The first phase of the Government’s Investing in Educational Success scheme is failing to target the children and schools the government itself says are most in need of support, a new analysis shows.
High decile schools such as Auckland Grammar are pocketing the majority of funding, while decile 1 and 2 schools are getting just six per cent, even though they make up 14 per cent of the schools in the scheme.
NZEI’s data analysis of the first 11 communities of schools (CoS) approved by Education Minister Hekia Parata late last year, shows that the allocation of resources will overwhelmingly favour the groups of large, high-decile schools.

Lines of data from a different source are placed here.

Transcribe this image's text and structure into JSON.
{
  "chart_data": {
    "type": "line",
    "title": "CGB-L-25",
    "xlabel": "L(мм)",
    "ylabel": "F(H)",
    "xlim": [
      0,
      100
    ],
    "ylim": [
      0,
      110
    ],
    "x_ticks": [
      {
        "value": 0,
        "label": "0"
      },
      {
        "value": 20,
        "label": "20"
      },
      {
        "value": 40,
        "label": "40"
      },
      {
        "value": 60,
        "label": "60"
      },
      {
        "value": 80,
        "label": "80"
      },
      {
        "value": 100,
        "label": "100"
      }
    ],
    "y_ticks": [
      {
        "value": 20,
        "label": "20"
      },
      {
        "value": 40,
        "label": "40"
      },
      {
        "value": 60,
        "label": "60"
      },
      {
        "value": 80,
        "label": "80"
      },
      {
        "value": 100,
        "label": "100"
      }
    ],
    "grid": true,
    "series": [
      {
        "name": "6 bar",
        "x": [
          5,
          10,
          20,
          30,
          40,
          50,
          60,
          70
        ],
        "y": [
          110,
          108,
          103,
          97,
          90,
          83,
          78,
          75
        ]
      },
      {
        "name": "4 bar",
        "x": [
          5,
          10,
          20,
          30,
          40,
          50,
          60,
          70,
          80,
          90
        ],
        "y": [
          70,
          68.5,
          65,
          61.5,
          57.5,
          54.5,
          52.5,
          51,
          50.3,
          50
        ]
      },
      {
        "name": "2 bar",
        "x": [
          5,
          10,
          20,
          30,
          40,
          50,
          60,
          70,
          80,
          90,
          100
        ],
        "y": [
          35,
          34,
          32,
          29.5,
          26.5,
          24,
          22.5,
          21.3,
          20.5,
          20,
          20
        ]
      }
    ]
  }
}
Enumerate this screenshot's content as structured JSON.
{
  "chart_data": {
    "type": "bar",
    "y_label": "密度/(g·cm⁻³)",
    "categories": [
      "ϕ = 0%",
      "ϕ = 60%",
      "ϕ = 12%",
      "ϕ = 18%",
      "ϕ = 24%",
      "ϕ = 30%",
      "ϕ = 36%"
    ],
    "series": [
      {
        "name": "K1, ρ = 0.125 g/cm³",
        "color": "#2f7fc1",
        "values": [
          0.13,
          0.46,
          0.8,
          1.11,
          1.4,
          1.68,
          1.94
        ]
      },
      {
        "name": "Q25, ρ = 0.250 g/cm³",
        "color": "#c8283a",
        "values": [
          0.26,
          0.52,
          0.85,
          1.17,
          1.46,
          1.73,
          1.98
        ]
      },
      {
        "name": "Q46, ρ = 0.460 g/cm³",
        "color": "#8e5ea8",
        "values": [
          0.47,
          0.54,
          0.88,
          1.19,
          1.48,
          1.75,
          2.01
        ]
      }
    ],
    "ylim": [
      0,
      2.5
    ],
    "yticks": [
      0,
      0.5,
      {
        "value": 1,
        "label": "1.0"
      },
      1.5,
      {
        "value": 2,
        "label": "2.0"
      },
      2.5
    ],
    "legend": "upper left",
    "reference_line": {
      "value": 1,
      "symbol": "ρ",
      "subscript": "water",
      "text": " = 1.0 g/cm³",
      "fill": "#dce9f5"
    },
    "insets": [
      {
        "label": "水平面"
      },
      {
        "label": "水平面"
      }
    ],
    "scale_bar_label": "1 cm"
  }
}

The Auckland Central and Mid Bays (North Shore) communities consist almost entirely of decile 8-10 schools and between them will have 46 per cent of the in-school lead teachers and 44 per cent of the teacher inquiry time in the current allocation.
Those two communities will also have 21 of the 43 expert teachers who are tasked with spreading their expertise across the schools in their CoS. In comparison, Napier’s CoS of seven decile 1 and 2 schools will have just two expert teachers.
NZEI Te Riu Roa president Louise Green said primary teachers and principals overwhelming voted “no confidence” in IES last year because the $359 million for the scheme was not going to directly benefit children. Most of the money will go towards pay bonuses for lead principals and teachers.
“IES was supposedly about raising educational achievement across the board, but this data shows even more clearly that the kids who really need help are not going to get it.
“Lower decile schools are even less interested in IES than other schools because it doesn’t meet their students’ needs, so they aren’t bothering to sign up.
“Children need smaller classes for more one-on-one attention, more teacher aides for special needs, 100 per cent qualified early childhood teachers and better resourcing of bi-lingual education for Maori and Pasifika,” Ms Green said.
“Highly paid ‘expert’ teachers moving between schools overseen by a highly paid lead principal are not going to deliver the results the Minister wants, because IES is not what the vast majority of schools and students want or need.”